Skills and Knowledge
Shifting gears on the racetrack and heel-toe downshifting
What gear should I be in for this section of the track? When should I shift gears? How do I heel-toe downshift?
These are very common questions because shifting is often a big source of anxiety and uncertainty for newcomers. The good news is, you're probably overthinking it.
As a beginner, there are already so many things to learn, such as the layout of the track, braking points, turn-in points, apexes, and flag rules. Shifting adds another level of complexity on top of everything, so we recommend keeping it as simple as possible.
Shifting as a beginner
If you have a car that can shift itself (i.e. automatic), we strongly recommend you to leave it on the auto setting, albeit in sports mode if possible. Most modern automatics are able to shift sufficiently fast so that you won't get into trouble on the track.
If your car is a manual, don't fret. It helps if you know ahead of time what are the 1 or 2 gears you should be on for most of the track. For example, many tracks can be tackled in only 3rd and 4th in a 6-speed car. You can find this out this info by searching online or asking your instructor/event coordinator.
When you're out on the track, don't stress about being in the optimal gear at all times. If you miss a shift and slow down, it’s not a big deal. Also, only shift gears on straights so you don’t upset the balance of the car.

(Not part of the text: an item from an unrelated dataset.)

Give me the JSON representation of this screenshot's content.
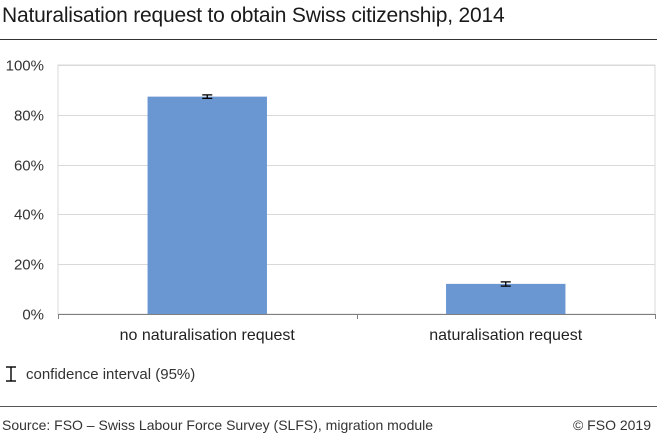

You may have heard of something called heel-toe downshifting. This is a technique to downshift while braking to not upset the car before a turn. We explain it later below, but don’t worry about it as a beginner. If you have auto rev-match, leave it on, and if you don’t, separate downshifting and braking into two steps. Downshift first and then brake, or if your initial revs are very high, brake first, downshift, then go into the corner.
After a bit more experience
After 1 or 2 days, you should have a good understanding of what gear you need to be in on different parts of the track.
If you have an automatic, you should begin manually selecting your gears with your paddle shifters or your shift lever in manual mode. You'll downshift while braking for a turn to be in a lower gear to accelerate out of the turn, and you'll upshift on straights whenever you're about to hit redline (the red part of your tachometer indicating high RPMs).
If you have a manual, you should already be manually selecting your gears, so no change there, but it’s not a bad idea to begin practicing heel-toe downshifting.
Heel-toe downshifting is an advanced shifting technique for manual cars. To heel-toe, you downshift while keeping the brake pedal depressed and execute a rev-match by giving the gas pedal a blip.
Depending on your brake pedal layout, you may blip with your heel or the upper right edge of your foot. If your pedals are spaced far apart, you will have to reach over with your heel (this is where heel-toe comes from). If they are spaced closely, you can keep your heel planted and rotate your foot over to blip with the edge of your foot.
Heel-toe downshifting is a skill that takes time to master. Don't rush if you’re a beginner. If you heel-toe incorrectly, you could upset the balance of your car, which is the last thing you want to do in a braking zone.
You can practice heel-toe downshifting on the skidpad or on the street whenever you need to slow down. When you’re ready to try it at the track, practice doing it at 75% speed first on slower corners when nobody is behind you. Practice doing it often, and you'll master this rarefied skill before long.
Be careful of money shifts
Money shifting happens when you accidentally shift into a lower gear than you intended while already at high revs in your current gear. An example of this is when driving a manual car, the driver accidentally shifts into first instead of third when in fourth gear. This over-revs your engine and potentially damages it, hence, “money” shift.
As a beginner, don’t try to shift aggressively like you see in Fast & Furious. Take it slow and make sure you’ve selected the right gear before letting out the clutch.